Muitos físicos questionaram o resultado. Não é um problema tratar a emissão em rádio, cujos comprimentos de onda são comparáveis ao tamanho do equipamento, como ondas semiclássicas. Mas a mecânica quântica nos diz que a luz deve agir como onda e partícula ao mesmo tempo, e neste experimento a natureza da partícula deve ser impossível de ignorar. De fato, os detectores usados por Hanbury Brown e Twiss funcionam pelo efeito fotoelétrico, que é frequentemente usado como o exemplo arquetípico de como a luz chega em pacotes discretos chamados fótons, em vez de se comportar puramente como uma onda. Certamente o efeito de correlação não poderia ser real?
Os físicos teóricos puseram mãos à obra. Descobriu-se que a resposta correta, considerando o comportamento de partículas, é que os fótons se aglomeram: quando emitidos por uma fonte caótica, em vez de chegarem em momentos aleatórios, eles formam grupos, como uma frente de onda. Isso era um pouco inesperado, e levou os físicos a pensar em quais outros efeitos estranhos poderiam ser observáveis se tratássemos o fóton como uma partícula verdadeiramente quântica, inaugurando um campo totalmente novo, a óptica quântica.
Esse efeito, chamado Hanbury Brown e Twiss (HBT), não se limita a fótons. Qualquer partícula com spin inteiro forma aglomerados, enquanto qualquer partícula com spin meio-inteiro se espalha. Enquanto as estrelas parecem pequenas por estarem distantes, os processos subatômicos parecem pequenos porque são, na verdade, muito pequenos, e observar o agrupamento ou “antiagrupamento” de partículas virou uma ferramenta importantíssima para a física de partículas e nuclear.
Interferometria hoje
Como continuou esta história na astronomia? Hanbury Brown e Twiss conseguiram financiamento para um instrumento maior, construído especificamente para esse fim, na Austrália. O Interferômetro de Intensidade Estelar Narrabri operou de 1962 a 1974 e, entre outros projetos, mediu os diâmetros de 32 estrelas branco-azuladas brilhantes, o que permitiu aos astrônomos calibrar a teoria e fazer estimativas precisas para estrelas mais fracas.
Com o passar do tempo, a tecnologia óptica evoluiu e tornou maiores interferômetros de amplitude Michelson-Pease viáveis.

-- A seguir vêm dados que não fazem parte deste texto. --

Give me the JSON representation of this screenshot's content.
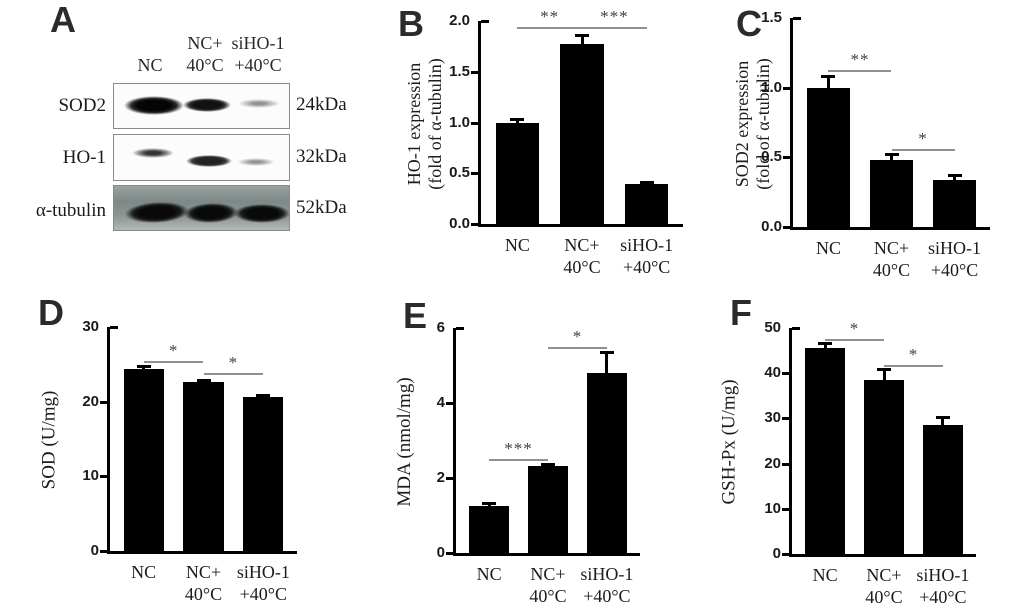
{
  "blot_panel": {
    "letter": "A",
    "lane_headers": [
      "NC",
      "NC+\n40°C",
      "siHO-1\n+40°C"
    ],
    "rows": [
      {
        "protein": "SOD2",
        "kda": "24kDa",
        "band_intensities": [
          "strong",
          "strong",
          "faint"
        ]
      },
      {
        "protein": "HO-1",
        "kda": "32kDa",
        "band_intensities": [
          "medium",
          "strong",
          "faint"
        ]
      },
      {
        "protein": "α-tubulin",
        "kda": "52kDa",
        "band_intensities": [
          "strong",
          "strong",
          "strong"
        ]
      }
    ]
  },
  "chart_data": [
    {
      "panel": "B",
      "type": "bar",
      "categories": [
        "NC",
        "NC+\n40°C",
        "siHO-1\n+40°C"
      ],
      "values": [
        1.0,
        1.77,
        0.39
      ],
      "errors": [
        0.03,
        0.09,
        0.02
      ],
      "ylabel": "HO-1 expression\n(fold of α-tubulin)",
      "xlabel": "",
      "ylim": [
        0,
        2.0
      ],
      "yticks": [
        0.0,
        0.5,
        1.0,
        1.5,
        2.0
      ],
      "ytick_labels": [
        "0.0",
        "0.5",
        "1.0",
        "1.5",
        "2.0"
      ],
      "significance": [
        {
          "between": [
            0,
            1
          ],
          "label": "**",
          "y": 1.94
        },
        {
          "between": [
            1,
            2
          ],
          "label": "***",
          "y": 1.94
        }
      ],
      "bar_color": "#000000",
      "axis_color": "#000000",
      "sig_line_color": "#8f8f8f",
      "grid": false,
      "legend": null
    },
    {
      "panel": "C",
      "type": "bar",
      "categories": [
        "NC",
        "NC+\n40°C",
        "siHO-1\n+40°C"
      ],
      "values": [
        1.0,
        0.48,
        0.34
      ],
      "errors": [
        0.08,
        0.04,
        0.03
      ],
      "ylabel": "SOD2 expression\n(fold of α-tubulin)",
      "xlabel": "",
      "ylim": [
        0,
        1.5
      ],
      "yticks": [
        0.0,
        0.5,
        1.0,
        1.5
      ],
      "ytick_labels": [
        "0.0",
        "0.5",
        "1.0",
        "1.5"
      ],
      "significance": [
        {
          "between": [
            0,
            1
          ],
          "label": "**",
          "y": 1.13
        },
        {
          "between": [
            1,
            2
          ],
          "label": "*",
          "y": 0.56
        }
      ],
      "bar_color": "#000000",
      "axis_color": "#000000",
      "sig_line_color": "#8f8f8f",
      "grid": false,
      "legend": null
    },
    {
      "panel": "D",
      "type": "bar",
      "categories": [
        "NC",
        "NC+\n40°C",
        "siHO-1\n+40°C"
      ],
      "values": [
        24.4,
        22.6,
        20.6
      ],
      "errors": [
        0.3,
        0.2,
        0.25
      ],
      "ylabel": "SOD (U/mg)",
      "xlabel": "",
      "ylim": [
        0,
        30
      ],
      "yticks": [
        0,
        10,
        20,
        30
      ],
      "ytick_labels": [
        "0",
        "10",
        "20",
        "30"
      ],
      "significance": [
        {
          "between": [
            0,
            1
          ],
          "label": "*",
          "y": 25.5
        },
        {
          "between": [
            1,
            2
          ],
          "label": "*",
          "y": 23.9
        }
      ],
      "bar_color": "#000000",
      "axis_color": "#000000",
      "sig_line_color": "#8f8f8f",
      "grid": false,
      "legend": null
    },
    {
      "panel": "E",
      "type": "bar",
      "categories": [
        "NC",
        "NC+\n40°C",
        "siHO-1\n+40°C"
      ],
      "values": [
        1.26,
        2.33,
        4.8
      ],
      "errors": [
        0.05,
        0.04,
        0.55
      ],
      "ylabel": "MDA (nmol/mg)",
      "xlabel": "",
      "ylim": [
        0,
        6
      ],
      "yticks": [
        0,
        2,
        4,
        6
      ],
      "ytick_labels": [
        "0",
        "2",
        "4",
        "6"
      ],
      "significance": [
        {
          "between": [
            0,
            1
          ],
          "label": "***",
          "y": 2.5
        },
        {
          "between": [
            1,
            2
          ],
          "label": "*",
          "y": 5.5
        }
      ],
      "bar_color": "#000000",
      "axis_color": "#000000",
      "sig_line_color": "#8f8f8f",
      "grid": false,
      "legend": null
    },
    {
      "panel": "F",
      "type": "bar",
      "categories": [
        "NC",
        "NC+\n40°C",
        "siHO-1\n+40°C"
      ],
      "values": [
        45.6,
        38.6,
        28.5
      ],
      "errors": [
        1.0,
        2.2,
        1.7
      ],
      "ylabel": "GSH-Px (U/mg)",
      "xlabel": "",
      "ylim": [
        0,
        50
      ],
      "yticks": [
        0,
        10,
        20,
        30,
        40,
        50
      ],
      "ytick_labels": [
        "0",
        "10",
        "20",
        "30",
        "40",
        "50"
      ],
      "significance": [
        {
          "between": [
            0,
            1
          ],
          "label": "*",
          "y": 47.6
        },
        {
          "between": [
            1,
            2
          ],
          "label": "*",
          "y": 41.8
        }
      ],
      "bar_color": "#000000",
      "axis_color": "#000000",
      "sig_line_color": "#8f8f8f",
      "grid": false,
      "legend": null
    }
  ]
}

Como os interferômetros de intensidade apresentam uma perda de brilho em relação aos interferômetros de amplitude (obtém-se menos sinal para uma fonte com o mesmo brilho), a atenção voltou-se para o projeto de amplitude. Hoje, com tecnologias como fibra óptica para transportar feixes de luz e óptica adaptativa para corrigir a cintilação da atmosfera, instrumentos de interferometria de amplitude como o GRAVITY no Monte Paranal e o CHARA no Monte Wilson podem fazer coisas incríveis, como mapear manchas solares em outras estrelas e detectar exoplanetas diretamente.
Mas observatórios modernos de raios gama, chamados de conjuntos de Telescópios de Imagem Atmosférica Cherenkov (IACT, do inglês Imaging Atmospheric Cherenkov Telescope), podem trazer de volta a interferometria de intensidade. Os conjuntos IACT usam telescópios sensíveis e espalhados para observar a radiação Cherenkov de chuvas de partículas criadas por raios gama que atingem a atmosfera. Diferentes telescópios observam a chuva de partículas de ângulos diferentes, e os dados são cuidadosamente cronometrados para que seja possível reconstruir o evento em 3D. Quando a lua está brilhante demais para ver a luz Cherenkov, você pode usar todos esses mesmos ingredientes para realizar medições de interferometria de intensidade! Desde 2019, pelo menos três conjuntos IACT – VERITAS, MAGIC e HESS – realizaram medições do diâmetro de estrelas e têm ambições de realizar mais observações de interferometria de intensidade no futuro.
Adaptado de Astrophysical Classics: Hanbury Brown and Twiss Measure the Size of Sirius, escrito por Sarah Stevenson e editado por Ryan White.